第68章 予選開幕-4-
「行くぜ赤丸!!」
「ワン!」
再びナルトへと迫るキバと赤丸。
地面に投げつけられた玉は、みるみると白い煙を放ち始め、あたりを真っ白にしていった。
どうやら煙玉を使い、自分たちの居場所を隠して戦う作戦のようだ。
鼻のよく効くキバは、ニオイでナルトの居場所を察知し、その煙に紛れつつ攻撃を続けた。
しかしこのままではまずい、と判断したナルトが袋叩きに合う前に煙幕から急いで飛び出した。
そこに待ち構えていた赤丸が襲い掛かる。
鋭い牙でガブリと思い切り腕に噛みつき、離さない。
煙の中にキバ、外に赤丸…二人の連携が見事な攻撃だ。
「うわぁ!」
ナルトは再び煙幕の中へと戻ってしまった。
会場のギャラリーからはその煙の中で何が行われていて、どういう状況にあるのかは全く確認できなかった。
そしてしばらくして…白の煙幕は徐々に消えていった。
そこには横たわるナルトくんの姿と、やってやったと言わんばかりに自慢げに座る赤丸がいた。

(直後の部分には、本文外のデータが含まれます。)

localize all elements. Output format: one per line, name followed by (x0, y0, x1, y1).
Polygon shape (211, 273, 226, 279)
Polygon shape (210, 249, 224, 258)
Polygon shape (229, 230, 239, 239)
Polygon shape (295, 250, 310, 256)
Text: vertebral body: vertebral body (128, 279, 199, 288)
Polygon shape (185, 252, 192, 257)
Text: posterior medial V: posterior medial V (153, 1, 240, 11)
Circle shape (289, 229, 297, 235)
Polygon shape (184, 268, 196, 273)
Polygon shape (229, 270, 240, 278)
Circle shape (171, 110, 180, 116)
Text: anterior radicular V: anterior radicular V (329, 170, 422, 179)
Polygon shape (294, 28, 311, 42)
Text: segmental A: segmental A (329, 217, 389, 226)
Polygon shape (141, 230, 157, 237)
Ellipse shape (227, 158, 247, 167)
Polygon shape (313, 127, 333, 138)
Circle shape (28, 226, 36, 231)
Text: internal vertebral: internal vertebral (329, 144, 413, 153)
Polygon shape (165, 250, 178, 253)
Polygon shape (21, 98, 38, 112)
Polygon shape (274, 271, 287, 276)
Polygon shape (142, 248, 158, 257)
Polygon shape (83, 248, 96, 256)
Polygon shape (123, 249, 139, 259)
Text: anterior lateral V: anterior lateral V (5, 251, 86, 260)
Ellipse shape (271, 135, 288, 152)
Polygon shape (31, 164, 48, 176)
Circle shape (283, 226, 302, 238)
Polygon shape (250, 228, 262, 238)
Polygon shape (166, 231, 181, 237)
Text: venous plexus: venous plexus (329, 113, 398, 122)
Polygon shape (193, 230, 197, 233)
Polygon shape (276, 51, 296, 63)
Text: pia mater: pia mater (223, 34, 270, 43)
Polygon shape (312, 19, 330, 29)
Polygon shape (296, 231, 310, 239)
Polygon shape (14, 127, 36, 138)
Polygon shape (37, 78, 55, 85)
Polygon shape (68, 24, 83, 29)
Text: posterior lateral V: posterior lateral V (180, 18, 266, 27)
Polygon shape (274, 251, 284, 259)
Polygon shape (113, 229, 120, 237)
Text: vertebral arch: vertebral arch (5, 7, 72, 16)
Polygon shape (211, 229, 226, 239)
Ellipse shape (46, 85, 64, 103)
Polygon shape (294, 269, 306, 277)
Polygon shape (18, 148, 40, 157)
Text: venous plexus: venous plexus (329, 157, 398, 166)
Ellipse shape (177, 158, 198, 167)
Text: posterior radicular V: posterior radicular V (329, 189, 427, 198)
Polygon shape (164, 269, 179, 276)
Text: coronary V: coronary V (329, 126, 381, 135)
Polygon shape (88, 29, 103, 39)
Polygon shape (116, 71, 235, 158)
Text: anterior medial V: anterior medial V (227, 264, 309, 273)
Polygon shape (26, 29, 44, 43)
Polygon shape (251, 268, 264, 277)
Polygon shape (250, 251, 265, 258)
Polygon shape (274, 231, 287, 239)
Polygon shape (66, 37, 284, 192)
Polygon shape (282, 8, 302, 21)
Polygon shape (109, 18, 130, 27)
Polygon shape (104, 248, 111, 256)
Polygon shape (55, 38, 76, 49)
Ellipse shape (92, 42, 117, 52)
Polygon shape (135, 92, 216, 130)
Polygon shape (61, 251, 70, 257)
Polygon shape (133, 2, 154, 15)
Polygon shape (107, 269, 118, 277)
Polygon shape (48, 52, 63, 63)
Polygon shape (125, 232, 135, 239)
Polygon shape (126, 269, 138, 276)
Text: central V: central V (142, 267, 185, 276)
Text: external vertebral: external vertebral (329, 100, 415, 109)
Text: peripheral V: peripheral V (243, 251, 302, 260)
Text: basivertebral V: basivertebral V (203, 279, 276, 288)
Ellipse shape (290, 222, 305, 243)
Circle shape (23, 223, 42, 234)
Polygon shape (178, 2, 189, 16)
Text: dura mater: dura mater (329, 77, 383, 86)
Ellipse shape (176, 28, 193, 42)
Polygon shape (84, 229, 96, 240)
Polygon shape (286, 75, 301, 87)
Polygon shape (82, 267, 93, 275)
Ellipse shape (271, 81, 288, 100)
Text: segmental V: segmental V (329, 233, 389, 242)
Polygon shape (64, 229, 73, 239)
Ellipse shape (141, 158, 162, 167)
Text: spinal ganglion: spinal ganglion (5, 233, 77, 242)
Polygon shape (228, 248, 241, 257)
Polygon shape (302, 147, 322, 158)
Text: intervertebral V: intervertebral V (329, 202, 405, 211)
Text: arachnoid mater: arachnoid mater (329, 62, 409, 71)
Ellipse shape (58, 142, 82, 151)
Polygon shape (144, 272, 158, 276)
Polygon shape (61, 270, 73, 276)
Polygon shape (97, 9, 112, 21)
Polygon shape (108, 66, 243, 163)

赤丸は、「いいぞ!」と褒める主人に向かって走り寄り…
―――――― ガブッ!!!
…そのままキバの腕に噛み付いた。
主従関係、いや、家族関係と言うべきか。
何にせよ犬塚家の犬と忍の絆は固く、強く、一心同体だ。
飼い主のキバに噛み付くなど犬塚一族を知る者は、誰も予想だにしなかった。
ザワザワと会場がどよめく中、ボン!と音を立て、そこにナルトくんが現れた。
彼は変化の術で赤丸に扮していたのだ。
『すごい…!考えたねナルトくん!!』
無鉄砲にただ突っ込んでいくだけのナルトは、もうここにはいなかった。
タイミングよく術を使い分け、相手の裏をかいた攻撃をしかけて捕らえる。
立派な作戦、身のこなしである。
「…この試験中にまた成長しやがったな…」
カカシも思わず心の声が口から溢れた。
誰もが認めざるを得ない一端の忍の姿を、ナルトはしかと見せつけたのだ。